Dad drove me over. There were about a dozen black men hanging out, and I felt deeply curious, because they didn't seem in the same space I came from at all. One of them turned and glared at me with wide open eyes holding great power. Mine didn't flinch. From the passenger seat, I held his enormous gaze, and analyzed it as I concentrated. Not exactly hatred or negativity, though that was there with rage just behind. I swore I saw the faintest glimmer of desire to know, rather than destroy.

"This place is wild!" My father said. Without saying another word, he simply swerved the station wagon around before he ever stopped, and vacated the grounds.

I understood and said nothing.

Four years later, by my request, a friend's father drove the friend and me over.
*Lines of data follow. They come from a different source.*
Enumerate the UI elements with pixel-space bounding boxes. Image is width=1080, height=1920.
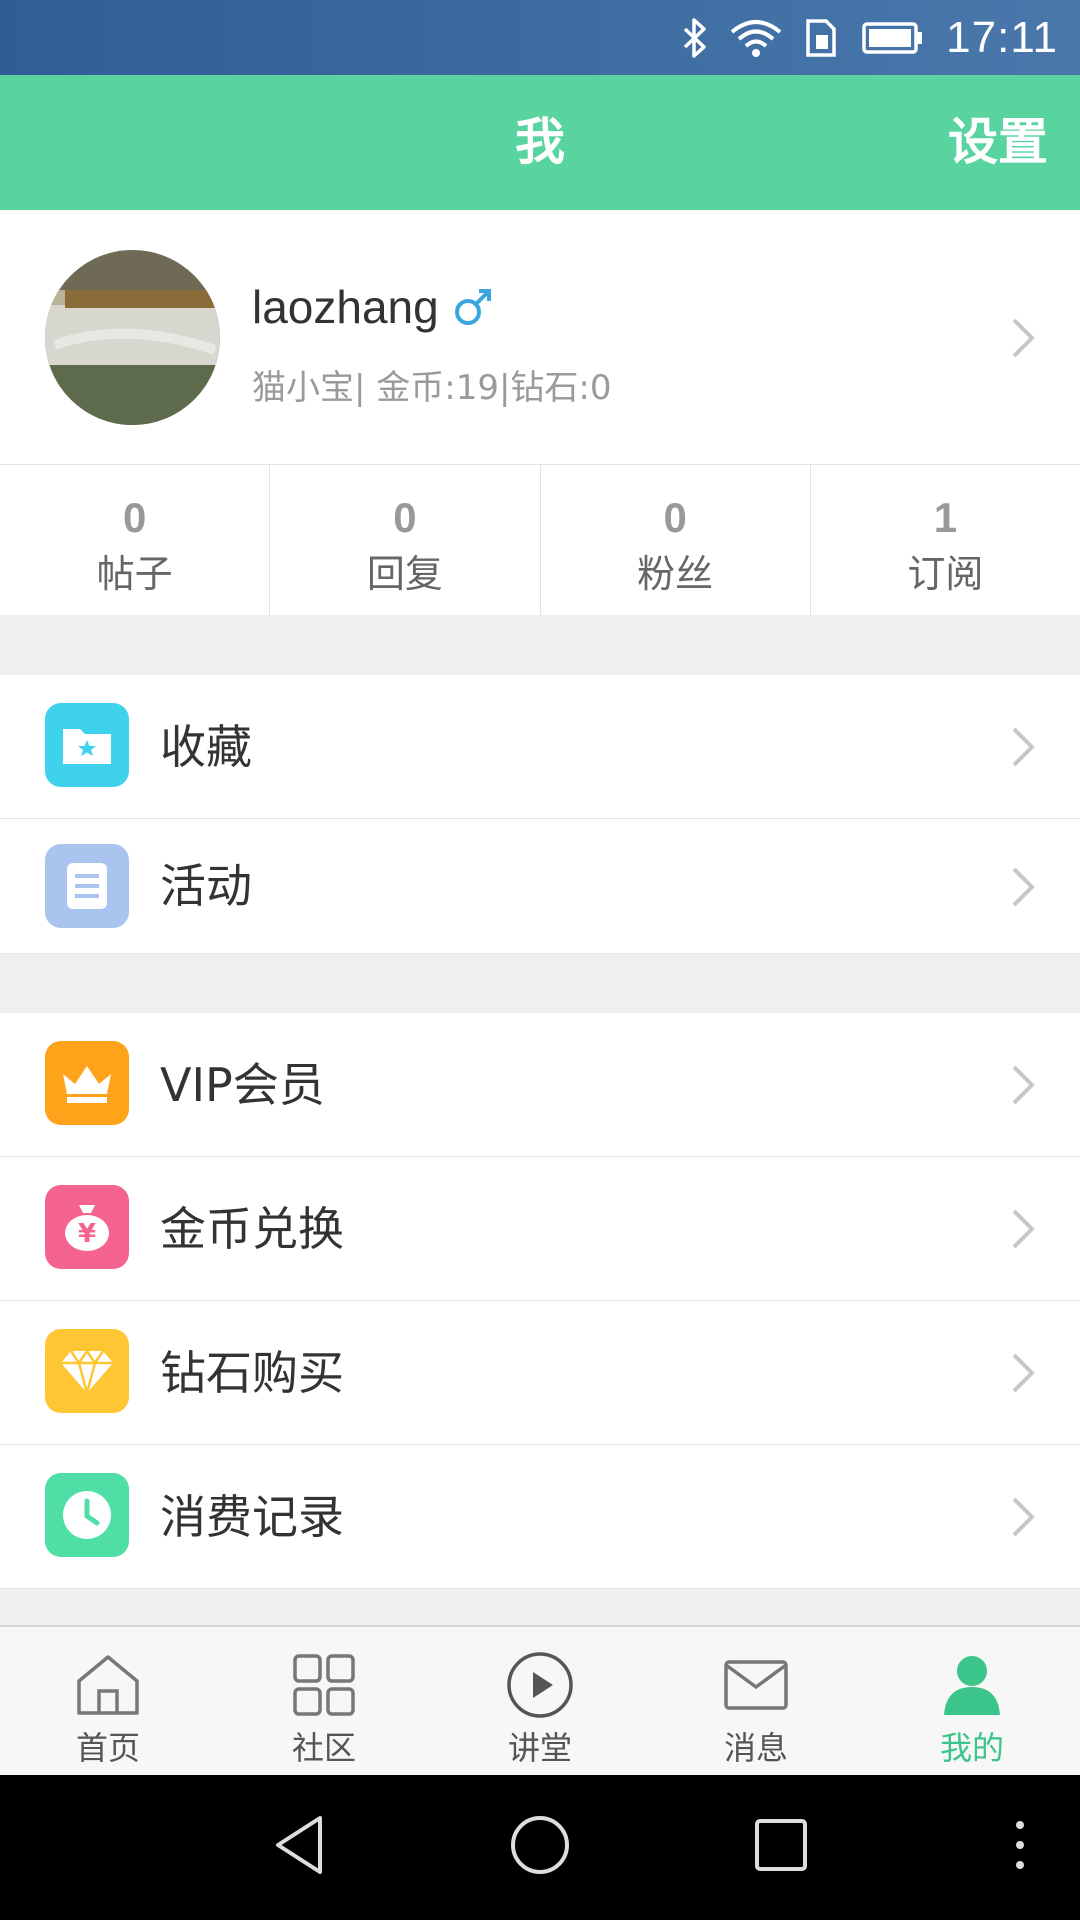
crown-icon — [45, 1041, 129, 1125]
home-circle-icon[interactable] — [508, 1813, 572, 1877]
menu-item-vip[interactable]: VIP会员 — [0, 1013, 1080, 1157]
diamond-icon — [45, 1329, 129, 1413]
chevron-right-icon — [1012, 1353, 1035, 1393]
stat-fans[interactable]: 0 粉丝 — [541, 465, 811, 615]
tab-label: 消息 — [723, 1729, 788, 1767]
tab-label: 我的 — [939, 1729, 1004, 1767]
app-header: 我 设置 — [0, 75, 1080, 210]
tab-label: 社区 — [291, 1729, 356, 1767]
back-icon[interactable] — [270, 1813, 328, 1877]
bottom-tab-bar: 首页 社区 讲堂 消息 我的 — [0, 1625, 1080, 1775]
stats-row: 0 帖子 0 回复 0 粉丝 1 订阅 — [0, 465, 1080, 615]
menu-group-1: 收藏 活动 — [0, 675, 1080, 954]
menu-label: 消费记录 — [160, 1490, 344, 1544]
stat-label: 回复 — [366, 552, 443, 596]
stat-replies[interactable]: 0 回复 — [270, 465, 541, 615]
chevron-right-icon — [1012, 1497, 1035, 1537]
svg-text:¥: ¥ — [78, 1219, 96, 1249]
favorites-folder-icon — [45, 703, 129, 787]
stat-value: 0 — [122, 494, 147, 541]
tab-messages[interactable]: 消息 — [648, 1627, 864, 1775]
profile-card[interactable]: laozhang 猫小宝| 金币:19|钻石:0 — [0, 210, 1080, 465]
profile-subtitle: 猫小宝| 金币:19|钻石:0 — [252, 368, 612, 408]
stat-value: 0 — [663, 494, 687, 541]
user-icon — [864, 1649, 1080, 1721]
stat-value: 1 — [933, 494, 958, 541]
tab-lecture[interactable]: 讲堂 — [432, 1627, 648, 1775]
activity-document-icon — [45, 844, 129, 928]
menu-item-diamond-purchase[interactable]: 钻石购买 — [0, 1301, 1080, 1445]
system-navigation-bar — [0, 1775, 1080, 1920]
grid-icon — [216, 1649, 432, 1721]
play-icon — [432, 1649, 648, 1721]
wifi-icon — [730, 18, 782, 58]
chevron-right-icon — [1012, 867, 1035, 907]
recents-icon[interactable] — [753, 1813, 809, 1877]
sim-icon — [804, 17, 840, 59]
menu-item-activities[interactable]: 活动 — [0, 819, 1080, 954]
username: laozhang — [252, 281, 439, 333]
home-icon — [0, 1649, 216, 1721]
stat-label: 帖子 — [96, 552, 173, 596]
status-time: 17:11 — [946, 12, 1058, 62]
tab-home[interactable]: 首页 — [0, 1627, 216, 1775]
menu-label: 收藏 — [160, 720, 252, 774]
menu-item-coin-exchange[interactable]: ¥ 金币兑换 — [0, 1157, 1080, 1301]
menu-item-favorites[interactable]: 收藏 — [0, 675, 1080, 819]
stat-posts[interactable]: 0 帖子 — [0, 465, 271, 615]
money-bag-icon: ¥ — [45, 1185, 129, 1269]
menu-item-spending-records[interactable]: 消费记录 — [0, 1445, 1080, 1589]
clock-icon — [45, 1473, 129, 1557]
chevron-right-icon — [1012, 1065, 1035, 1105]
tab-me[interactable]: 我的 — [864, 1627, 1080, 1775]
battery-icon — [862, 21, 924, 55]
male-icon — [453, 287, 493, 327]
menu-label: 活动 — [160, 859, 252, 913]
chevron-right-icon — [1012, 727, 1035, 767]
tab-label: 首页 — [75, 1729, 140, 1767]
chevron-right-icon — [1012, 318, 1035, 358]
mail-icon — [648, 1649, 864, 1721]
stat-value: 0 — [393, 494, 417, 541]
chevron-right-icon — [1012, 1209, 1035, 1249]
settings-button[interactable]: 设置 — [948, 75, 1048, 210]
more-icon[interactable] — [1008, 1813, 1032, 1877]
menu-label: 钻石购买 — [160, 1346, 344, 1400]
stat-subscriptions[interactable]: 1 订阅 — [811, 465, 1080, 615]
bluetooth-icon — [682, 17, 708, 59]
username-row: laozhang — [252, 280, 493, 334]
tab-community[interactable]: 社区 — [216, 1627, 432, 1775]
avatar[interactable] — [45, 250, 220, 425]
stat-label: 粉丝 — [637, 552, 714, 596]
stat-label: 订阅 — [907, 552, 984, 596]
page-title: 我 — [515, 113, 565, 171]
status-bar: 17:11 — [0, 0, 1080, 75]
tab-label: 讲堂 — [507, 1729, 572, 1767]
menu-label: 金币兑换 — [160, 1202, 344, 1256]
menu-group-2: VIP会员 ¥ 金币兑换 钻石购买 消费记录 — [0, 1013, 1080, 1589]
menu-label: VIP会员 — [160, 1058, 325, 1112]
We fished. Maybe that's when I first noticed the Allied Van Company immediately in front of the gravel lot, off U.S. Highway 1, loaded with tractor trailers. One form of commerce transportation to another.

I caught a bass and couldn't believe fishing as good existed so close to home. I had caught bullheads in the canal downstream, crossing Route 1 on my bicycle as a 12-year-old. But largemouth bass?

I fished here often, completely unafraid of my neighbors from Trenton. I don't know what Dad thought. Probably nothing. Most adults repress their fears and hope for the best.

It's good I went that first time with Dad. Then, the original mule entry existed. Four years later, a mere ditch pipe exchanged water where the open swath had been filled in. I saw something that existed since about 1830, when canal construction completed.

Now, not mule barges, but bass cruise in from the canal and winter over in the calm basin water, deeper and better habitat for bass in cold water, water in which they don't have to expend such energy with low metabolism struggling against a current. Just like the barges at night.